AD is the most common inflammatory skin disorder affecting up to 25% of children and up to 7% of adults characterized by highly pruritic erythematous plaques that are prone to infections, which is rarely seen in patients with psoriasis.  Severe AD resistant to topical medications is treated with oral steroids, phototherapy and other immunosuppressants that are associated with inconvenience or toxicity, much like the conventional treatments for psoriasis. The inflammatory AD profile has only recently been established, characterized by overexpression of the Th2 cytokines (IL-4, IL-5, and IL-13) and chemokines (CCL17, CCL18, and CCL26), as well as the Th22 cytokine IL-22. The Th17 axis is also activated in patients with AD and might have a role in promoting Th2 differentiation.  Studies on the effects of biologics in patients with AD are lagging behind psoriasis by about a decade, and selective antagonists are only recently being examined for the treatment of AD in clinical trials.  The drug dupilumab is currently in phase III trials for AD, which binds to IL-4 receptor alpha (IL-4Rα) and blocks IL-4 and IL-13 activity.
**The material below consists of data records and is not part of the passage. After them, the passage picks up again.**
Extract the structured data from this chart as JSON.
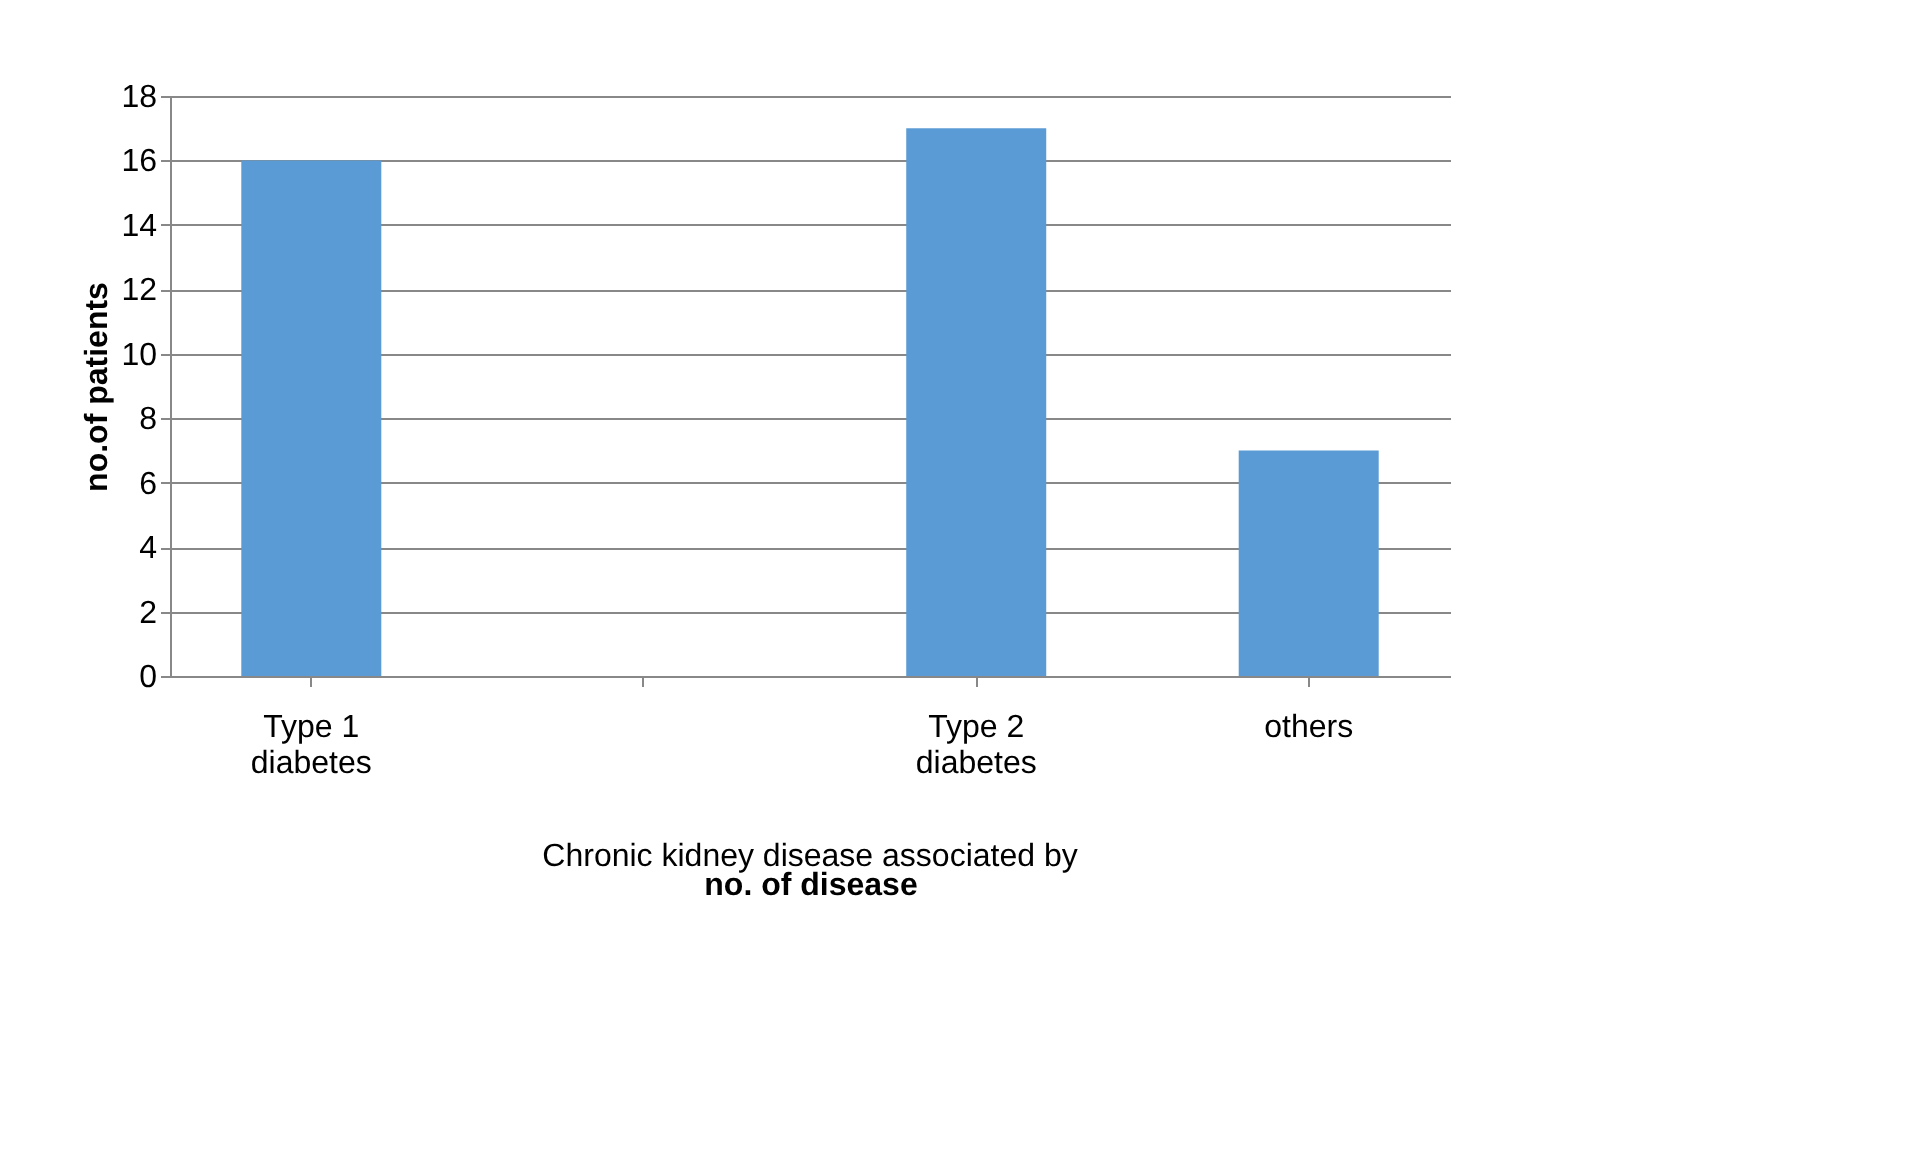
{
  "chart_data": {
    "type": "bar",
    "categories": [
      "Type 1 diabetes",
      null,
      "Type 2 diabetes",
      "others"
    ],
    "values": [
      16,
      null,
      17,
      7
    ],
    "color": "#5b9bd5",
    "xlabel": "no. of disease",
    "ylabel": "no.of patients",
    "annotations": [
      "Chronic kidney disease associated by"
    ],
    "ylim": [
      0,
      18
    ],
    "yticks": [
      0,
      2,
      4,
      6,
      8,
      10,
      12,
      14,
      16,
      18
    ],
    "grid": "y",
    "legend": false
  }
}
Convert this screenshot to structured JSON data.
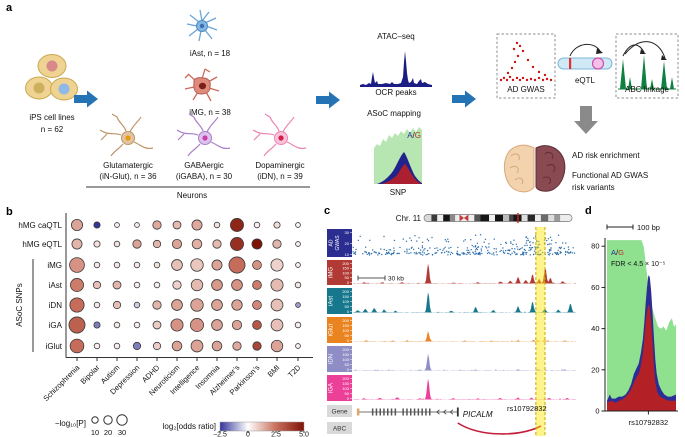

The drug significantly reduced levels of the Th2 chemokines and reversed epidermal hyperplasia in phase I and II studies. Other phase I or II trials are underway that target various antagonists such as IL-12/23p40, IL-22, IL-31, IgE and TSLP.

The authors summarize that while psoriasis develops through well-understood mechanisms and has many targeted biologics with proved efficacy, clinical trials and subsequent molecular analyses using human samples will be able to clarify the relative roles of polar cytokines in patients with AD.


Are there any known side effects of immune suppression from the long term use of biologics? For example, is there data from the long term use of biologics that have been successful in other diseases such as arthritis or Crohn’s disease?


Reactivation of tuberculosis is the concern with the use of TNF blockers. No cumulative toxicity has been reported with up to 5-year exposure to ustekinumab in psoriasis patients (Papp KA et al. Br J Dermatol 2013).